Marina Abramovic, The Artist Is Present: Silent Stare, Vanity Movie

MARINA ABRAMOVIĆ THE ARTIST IS PRESENT is now present in movie theaters. The release comes after a long victory lap on the festival circuit following the reverential film’s premiere at Sundance 2012, and its sales to territories all over the world at the 2012 Berlin International Film Festival. I expect the elegantly made documentary to do well at the box office, just as Abramovic’s performance/exhibition at the Museum of Modern Art did last year.  I also expect fashion commercials to sell clothes.

The Artist Is Ready for Her Close-Up

Back in December, when an excerpt of the film screened at Art Basel Miami Beach, I called the film an infomercial in The Art Newspaper, while noting that it will probably make money. (The director, Matthew Akers, wrote an angry letter to the editor, and warned her that I couldn’t be believed, since I had been fired from National Public Radio. Now that A. O. Scott of NY Times has offered the same judgment, will he rail at the Times or its critic?)

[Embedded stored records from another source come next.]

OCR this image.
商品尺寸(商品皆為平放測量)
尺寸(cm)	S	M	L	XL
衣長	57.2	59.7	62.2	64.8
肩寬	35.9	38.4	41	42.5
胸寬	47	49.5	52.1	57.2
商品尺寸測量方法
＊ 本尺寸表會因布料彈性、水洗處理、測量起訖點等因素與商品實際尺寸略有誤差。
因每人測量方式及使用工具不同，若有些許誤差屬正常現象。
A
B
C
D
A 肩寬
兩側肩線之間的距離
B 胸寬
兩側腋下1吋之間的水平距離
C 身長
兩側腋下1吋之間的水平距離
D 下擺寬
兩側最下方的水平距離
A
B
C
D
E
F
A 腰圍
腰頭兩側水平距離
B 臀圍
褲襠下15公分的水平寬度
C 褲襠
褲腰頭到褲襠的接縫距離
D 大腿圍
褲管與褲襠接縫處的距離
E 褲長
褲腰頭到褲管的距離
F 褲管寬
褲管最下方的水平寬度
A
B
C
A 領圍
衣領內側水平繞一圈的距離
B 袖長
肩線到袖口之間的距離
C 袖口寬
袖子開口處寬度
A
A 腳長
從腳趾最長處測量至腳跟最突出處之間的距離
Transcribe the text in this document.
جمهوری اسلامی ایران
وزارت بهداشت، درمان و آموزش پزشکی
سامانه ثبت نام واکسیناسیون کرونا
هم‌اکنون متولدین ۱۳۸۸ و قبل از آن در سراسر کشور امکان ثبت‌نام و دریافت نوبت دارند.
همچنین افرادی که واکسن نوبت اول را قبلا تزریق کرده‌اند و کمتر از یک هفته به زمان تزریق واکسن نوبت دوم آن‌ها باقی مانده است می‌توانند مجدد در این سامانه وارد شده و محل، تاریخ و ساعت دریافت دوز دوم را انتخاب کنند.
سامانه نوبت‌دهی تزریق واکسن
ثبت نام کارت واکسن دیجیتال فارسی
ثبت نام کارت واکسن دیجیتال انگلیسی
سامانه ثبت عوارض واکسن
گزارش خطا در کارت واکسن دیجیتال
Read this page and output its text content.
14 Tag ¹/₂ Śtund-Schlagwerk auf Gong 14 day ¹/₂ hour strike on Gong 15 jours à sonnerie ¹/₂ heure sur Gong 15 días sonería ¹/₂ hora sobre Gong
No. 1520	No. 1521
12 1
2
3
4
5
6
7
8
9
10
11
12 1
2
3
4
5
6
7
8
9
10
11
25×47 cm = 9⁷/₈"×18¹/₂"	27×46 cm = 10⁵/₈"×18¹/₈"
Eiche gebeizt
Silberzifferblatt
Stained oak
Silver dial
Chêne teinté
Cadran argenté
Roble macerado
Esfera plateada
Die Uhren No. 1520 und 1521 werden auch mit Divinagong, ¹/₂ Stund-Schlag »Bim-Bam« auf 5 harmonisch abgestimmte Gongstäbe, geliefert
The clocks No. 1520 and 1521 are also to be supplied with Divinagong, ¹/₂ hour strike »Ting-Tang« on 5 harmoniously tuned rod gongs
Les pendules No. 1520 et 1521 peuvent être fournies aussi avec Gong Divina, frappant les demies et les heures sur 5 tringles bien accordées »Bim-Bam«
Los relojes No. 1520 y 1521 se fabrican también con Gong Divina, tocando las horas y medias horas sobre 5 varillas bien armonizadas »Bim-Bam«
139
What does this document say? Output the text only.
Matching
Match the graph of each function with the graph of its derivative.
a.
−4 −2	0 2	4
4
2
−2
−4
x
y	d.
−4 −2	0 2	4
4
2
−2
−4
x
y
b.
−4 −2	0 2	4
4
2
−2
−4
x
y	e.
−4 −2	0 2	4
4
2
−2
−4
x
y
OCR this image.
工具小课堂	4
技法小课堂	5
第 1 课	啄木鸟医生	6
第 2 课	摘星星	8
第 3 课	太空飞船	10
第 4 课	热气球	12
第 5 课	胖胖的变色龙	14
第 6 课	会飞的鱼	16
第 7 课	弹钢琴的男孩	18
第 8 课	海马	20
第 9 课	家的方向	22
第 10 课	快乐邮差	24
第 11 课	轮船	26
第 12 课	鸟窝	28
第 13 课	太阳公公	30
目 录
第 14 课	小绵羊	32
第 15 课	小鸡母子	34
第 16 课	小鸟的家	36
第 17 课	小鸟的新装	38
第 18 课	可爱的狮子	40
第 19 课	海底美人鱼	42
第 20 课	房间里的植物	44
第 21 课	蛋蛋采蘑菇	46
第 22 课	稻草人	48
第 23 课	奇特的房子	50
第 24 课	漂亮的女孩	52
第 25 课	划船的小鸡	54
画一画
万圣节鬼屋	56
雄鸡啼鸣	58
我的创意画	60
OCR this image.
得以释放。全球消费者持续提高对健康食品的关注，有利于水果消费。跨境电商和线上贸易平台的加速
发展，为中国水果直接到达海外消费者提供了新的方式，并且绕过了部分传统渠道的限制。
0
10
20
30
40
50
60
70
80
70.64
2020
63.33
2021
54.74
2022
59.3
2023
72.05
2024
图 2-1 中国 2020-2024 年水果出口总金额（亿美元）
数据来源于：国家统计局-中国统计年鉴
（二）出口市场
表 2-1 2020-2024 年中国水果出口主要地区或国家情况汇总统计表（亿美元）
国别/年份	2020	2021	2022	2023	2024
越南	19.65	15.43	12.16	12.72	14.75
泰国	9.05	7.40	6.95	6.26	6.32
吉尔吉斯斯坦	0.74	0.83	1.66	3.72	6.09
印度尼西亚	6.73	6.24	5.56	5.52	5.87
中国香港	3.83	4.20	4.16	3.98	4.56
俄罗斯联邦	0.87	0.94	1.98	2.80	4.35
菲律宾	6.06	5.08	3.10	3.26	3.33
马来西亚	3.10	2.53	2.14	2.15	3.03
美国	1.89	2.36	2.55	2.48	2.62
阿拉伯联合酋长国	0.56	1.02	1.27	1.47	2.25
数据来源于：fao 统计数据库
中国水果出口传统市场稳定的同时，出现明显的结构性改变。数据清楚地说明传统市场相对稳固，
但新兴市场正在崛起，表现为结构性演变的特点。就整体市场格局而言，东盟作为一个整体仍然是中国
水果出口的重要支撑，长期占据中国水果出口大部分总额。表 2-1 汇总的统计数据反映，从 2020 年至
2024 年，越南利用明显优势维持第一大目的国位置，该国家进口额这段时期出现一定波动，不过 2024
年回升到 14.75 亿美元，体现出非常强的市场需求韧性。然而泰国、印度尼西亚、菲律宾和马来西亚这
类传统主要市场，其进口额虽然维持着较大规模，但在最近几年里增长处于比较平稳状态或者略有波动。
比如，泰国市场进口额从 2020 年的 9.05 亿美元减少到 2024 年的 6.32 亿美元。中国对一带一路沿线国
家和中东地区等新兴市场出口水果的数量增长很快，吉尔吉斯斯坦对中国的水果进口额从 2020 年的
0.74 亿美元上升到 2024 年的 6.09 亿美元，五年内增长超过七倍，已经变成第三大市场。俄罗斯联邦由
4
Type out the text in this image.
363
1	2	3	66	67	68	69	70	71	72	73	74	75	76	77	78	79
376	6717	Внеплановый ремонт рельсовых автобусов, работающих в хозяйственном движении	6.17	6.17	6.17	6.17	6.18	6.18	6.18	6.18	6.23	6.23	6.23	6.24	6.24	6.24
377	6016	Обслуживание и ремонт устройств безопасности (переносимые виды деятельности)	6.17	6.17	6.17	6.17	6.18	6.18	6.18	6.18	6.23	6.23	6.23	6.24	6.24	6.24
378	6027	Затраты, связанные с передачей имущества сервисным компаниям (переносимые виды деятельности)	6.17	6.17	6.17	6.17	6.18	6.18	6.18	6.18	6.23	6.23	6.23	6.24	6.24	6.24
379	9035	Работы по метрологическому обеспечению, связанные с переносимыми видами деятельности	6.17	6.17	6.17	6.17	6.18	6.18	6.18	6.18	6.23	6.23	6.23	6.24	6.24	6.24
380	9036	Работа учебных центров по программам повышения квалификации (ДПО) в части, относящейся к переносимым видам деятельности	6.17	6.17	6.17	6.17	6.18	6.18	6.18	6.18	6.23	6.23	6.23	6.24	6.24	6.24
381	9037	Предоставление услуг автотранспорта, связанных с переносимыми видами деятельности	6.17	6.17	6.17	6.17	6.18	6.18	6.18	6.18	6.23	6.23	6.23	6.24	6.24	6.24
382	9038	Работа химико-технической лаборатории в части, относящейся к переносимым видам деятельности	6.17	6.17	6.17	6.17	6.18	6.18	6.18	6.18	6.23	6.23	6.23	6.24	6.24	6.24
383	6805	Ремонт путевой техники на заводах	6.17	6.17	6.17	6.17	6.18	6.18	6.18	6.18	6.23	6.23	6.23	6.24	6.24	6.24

The doc is no less an infomercial today – for Abramovic and for Sean Kelly Gallery —  and also a product placement for the Museum of Modern Art, where Abramovic’s exhibition last spring invited visitors to pass through a tight gate formed by two of her nude acolytes or to sit across a table from a silent stern Abramovic for 15 minutes. The lines were long. Andy Warhol could have told you that the demand for those 15 minutes would have been high.

Now Talk for the Movie

The film is a “making of” doc. Like those films, it glorifies its subject, a one-time daring performance artist whose performances now feature her dressed in couture gowns. She doesn’t speak, but the dresses do.

If the doc is another chapter in the cult of personality, what better source than post World War II Eastern Europe, where Abramovic began her journey to stardom.

The filmmaker’s worship of Abramovic probably won’t hurt this doc at the box office. It didn’t happen with Pina!, Wim Wender’s ode to the late choreographer Pina Bausch. Like it or not, celebration is the accepted approach to films about artists.

“Performance has never been a regular form of art – it’s been “alternative” since I was born. I want it to be a real form of art before I die,” Abramovic declares in the film. The scenes at MoMA may remind you of a coronation, but the doc also returns to Abramovic’s Yugoslav roots, which merit watching far more than her apotheosis at MoMA. Imagine an artist who mixes satire with sado-masochism, under a Tito regime that didn’t welcome parody or any challenges to its supremacy in cultural matters. She took it I to what we might call Euro-S & M in her collaborations with the performer Ulay (Uwe Laysieper), with whom she’s reunited in the documentary. For these archival sections, Marina Abramovic – The Artist Is Present should be seen.

Performance Angst -- Cupid's Arrows in Black and White - Abramovic and Ulay in the 1980's

The art crowd is likely to rush to this one, just as it stalks any Matthew Barney films, and packed into MoMA when offered a chance to walk between two of the artists’ nude minions. And there’s cross-over potential here. Abramovic turned 65 in December. She is the best-preserved person of that age since Catherine Deneuve. We may never learn the secret of her success, but all can observe and envy it here.  Forget about art. Here looking good is the best revenge.